Despite showing better diagnostic accuracy, ARFI has a very narrow range of measurements, with only 0.27 m/s separating the cut-offs for significant fibrosis and cirrhosis. Reproducibility of measurements is therefore crucial for ARFI. Preliminary data show that this technique has good intra- and inter-observer agreement [15], but these results should be confirmed by further investigations.

A limitation of our study is the overprevalence of low fibrosis stages, but it is unlikely that it altered our results, since the AUROCs did not change after correcting for the varying prevalences of fibrosis stages. It is also unlikely that the seven-month interval that elapsed from liver biopsy to the performance of the examinations influenced the consistency of our results.

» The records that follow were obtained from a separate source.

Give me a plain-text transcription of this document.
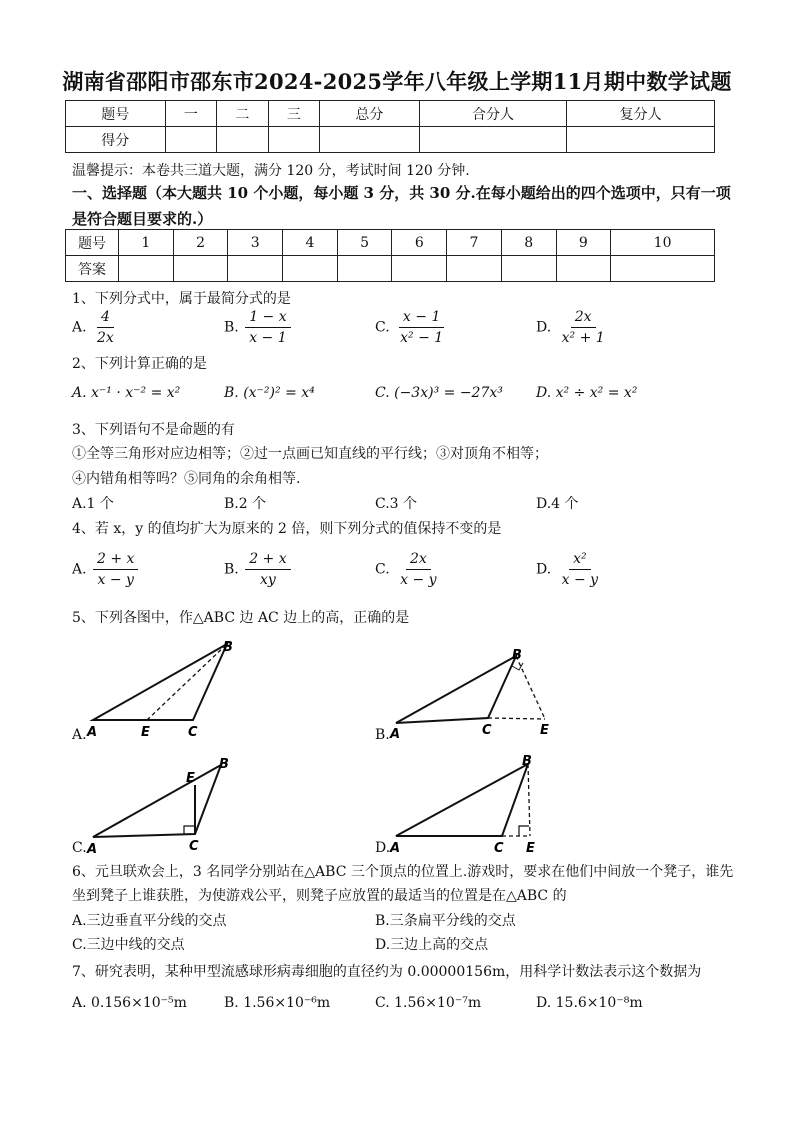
湖南省邵阳市邵东市2024-2025学年八年级上学期11月期中数学试题
题号	一	二	三	总分	合分人	复分人
得分						
温馨提示：本卷共三道大题，满分 120 分，考试时间 120 分钟.
一、选择题（本大题共 10 个小题，每小题 3 分，共 30 分.在每小题给出的四个选项中，只有一项是符合题目要求的.）
题号	1	2	3	4	5	6	7	8	9	10
答案										
1、下列分式中，属于最简分式的是
A. $\frac{4}{2x}$	B. $\frac{1 - x}{x - 1}$	C. $\frac{x - 1}{\text{x² − 1}}$	D. $\frac{2x}{\text{x² + 1}}$
2、下列计算正确的是
A. x⁻¹ · x⁻² = x²	B. (x⁻²)² = x⁴	C. (−3x)³ = −27x³ D. x² ÷ x² = x²
3、下列语句不是命题的有
①全等三角形对应边相等；②过一点画已知直线的平行线；③对顶角不相等；
④内错角相等吗？⑤同角的余角相等.
A.1 个	B.2 个	C.3 个	D.4 个
4、若 x，y 的值均扩大为原来的 2 倍，则下列分式的值保持不变的是
A. $\frac{2 + x}{x - y}$	B. $\frac{2 + x}{xy}$	C. $\frac{2x}{x - y}$	D. $\frac{\text{x²}}{x - y}$
5、下列各图中，作△ABC 边 AC 边上的高，正确的是
A. A
B
C
E	B. A
B
C	E
C. A
B
C
E
D. A
B
C E
6、元旦联欢会上，3 名同学分别站在△ABC 三个顶点的位置上.游戏时，要求在他们中间放一个凳子，谁先
坐到凳子上谁获胜，为使游戏公平，则凳子应放置的最适当的位置是在△ABC 的
A.三边垂直平分线的交点	B.三条扁平分线的交点
C.三边中线的交点	D.三边上高的交点
7、研究表明，某种甲型流感球形病毒细胞的直径约为 0.00000156m，用科学计数法表示这个数据为
A. 0.156×10⁻⁵m	B. 1.56×10⁻⁶m	C. 1.56×10⁻⁷m	D. 15.6×10⁻⁸m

The progression of fibrosis in CLD is slow [2830], and we excluded from our study patients with acute and subacute hepatitis who could rapidly progress to advanced fibrosis stages.

In conclusion, our study—performed in a mixed population of normal subjects and CLD patients—showed that TE and ARFI provide high diagnostic accuracy in the prediction of cirrhosis. When feasible, TE is probably the best method to screen for CLD patients in the general population and to identify significant fibrosis, but larger studies are needed to reach statistical significance.